高裁の判決(平成25年1月30日)では、DCF法により算定すると1株7987円とされることなどを踏まえれば、本件新株発行における価額は少なくとも1株7000円を下らないと指摘し、1株1500円で発行された当該新株発行は有利発行に当たるとして取締役らに2億2000万円の損害賠償が命じられていました。

この判決を不服として、最高裁で争われた結果、「非上場会社が株主以外の者に新株を発行するに際し、客観的資料に基づく一応合理的な算定方法によって発行価額が決定されていたといえる場合には、その発行価額は、特別の事情が無い限り、有利発行には当たらない」と判示されました。

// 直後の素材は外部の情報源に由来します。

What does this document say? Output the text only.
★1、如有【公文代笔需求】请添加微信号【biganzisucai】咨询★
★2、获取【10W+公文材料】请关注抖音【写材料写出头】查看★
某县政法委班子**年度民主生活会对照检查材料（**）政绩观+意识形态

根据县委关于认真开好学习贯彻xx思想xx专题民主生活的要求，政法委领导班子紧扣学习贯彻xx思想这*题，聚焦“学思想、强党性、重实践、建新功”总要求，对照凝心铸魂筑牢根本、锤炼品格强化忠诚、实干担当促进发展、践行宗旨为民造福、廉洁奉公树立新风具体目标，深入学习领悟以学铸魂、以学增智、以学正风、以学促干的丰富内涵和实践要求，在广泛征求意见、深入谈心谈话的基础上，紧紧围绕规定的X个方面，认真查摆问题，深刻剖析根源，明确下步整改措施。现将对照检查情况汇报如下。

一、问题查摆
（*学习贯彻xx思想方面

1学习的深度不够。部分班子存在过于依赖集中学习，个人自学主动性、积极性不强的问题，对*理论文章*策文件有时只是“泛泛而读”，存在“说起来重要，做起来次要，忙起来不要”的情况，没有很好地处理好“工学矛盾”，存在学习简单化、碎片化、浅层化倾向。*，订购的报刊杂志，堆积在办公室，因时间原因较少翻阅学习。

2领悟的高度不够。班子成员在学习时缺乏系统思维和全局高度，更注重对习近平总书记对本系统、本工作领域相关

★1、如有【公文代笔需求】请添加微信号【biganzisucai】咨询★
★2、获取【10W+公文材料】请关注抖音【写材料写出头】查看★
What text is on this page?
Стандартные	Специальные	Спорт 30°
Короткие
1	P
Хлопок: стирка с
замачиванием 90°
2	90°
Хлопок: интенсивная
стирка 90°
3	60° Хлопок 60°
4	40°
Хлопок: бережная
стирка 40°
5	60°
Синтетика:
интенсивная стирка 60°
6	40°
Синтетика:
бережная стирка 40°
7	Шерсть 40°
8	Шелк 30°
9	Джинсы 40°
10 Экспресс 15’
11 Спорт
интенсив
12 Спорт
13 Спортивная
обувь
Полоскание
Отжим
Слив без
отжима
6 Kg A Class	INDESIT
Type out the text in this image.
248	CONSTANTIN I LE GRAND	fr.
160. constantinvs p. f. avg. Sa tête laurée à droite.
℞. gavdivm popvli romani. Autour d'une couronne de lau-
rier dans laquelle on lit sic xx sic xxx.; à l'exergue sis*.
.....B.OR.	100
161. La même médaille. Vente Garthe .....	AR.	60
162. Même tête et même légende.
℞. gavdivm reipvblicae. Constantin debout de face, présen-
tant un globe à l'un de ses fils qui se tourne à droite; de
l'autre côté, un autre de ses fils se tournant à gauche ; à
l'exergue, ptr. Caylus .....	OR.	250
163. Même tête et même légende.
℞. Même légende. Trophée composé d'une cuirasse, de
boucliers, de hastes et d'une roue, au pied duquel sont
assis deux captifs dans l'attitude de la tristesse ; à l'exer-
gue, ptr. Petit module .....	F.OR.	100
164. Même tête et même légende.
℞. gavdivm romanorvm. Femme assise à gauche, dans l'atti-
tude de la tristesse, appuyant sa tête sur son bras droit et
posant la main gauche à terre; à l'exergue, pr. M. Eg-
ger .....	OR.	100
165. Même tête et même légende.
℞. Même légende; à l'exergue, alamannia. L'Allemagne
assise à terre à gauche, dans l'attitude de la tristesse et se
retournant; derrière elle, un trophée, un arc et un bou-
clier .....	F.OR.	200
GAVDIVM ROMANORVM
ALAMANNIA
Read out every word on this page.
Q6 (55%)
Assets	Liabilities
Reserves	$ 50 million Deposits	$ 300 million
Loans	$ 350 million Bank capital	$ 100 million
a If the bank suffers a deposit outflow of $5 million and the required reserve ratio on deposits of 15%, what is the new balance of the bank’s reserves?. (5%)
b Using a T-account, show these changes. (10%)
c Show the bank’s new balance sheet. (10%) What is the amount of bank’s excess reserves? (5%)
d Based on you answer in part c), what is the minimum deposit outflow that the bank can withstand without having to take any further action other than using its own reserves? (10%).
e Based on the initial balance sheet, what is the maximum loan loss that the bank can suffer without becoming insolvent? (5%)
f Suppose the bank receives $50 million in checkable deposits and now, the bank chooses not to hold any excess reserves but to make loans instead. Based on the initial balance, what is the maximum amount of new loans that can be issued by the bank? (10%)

本件では、公認会計士が同社の決算書などの客観的資料に基づいて配当還元方式により1株1500円と算定したした点などを踏まえて、一応合理的な算定方法によって発行価額が決定されていたことができると判断されたとのことです。

DCF法により算定された株価の約1/5と大きな隔たりがあるので完全に合理的とはいえなくても「一応合理的」であれば有利発行か否かの判定に用いることができるということになるようです。

上記以上の詳細については述べられていませんが、非上場会社における新株発行実務への影響は大きいように感じます。詳細な内容がどこかで取り上げられると思いますので、詳細を確認したいと思います。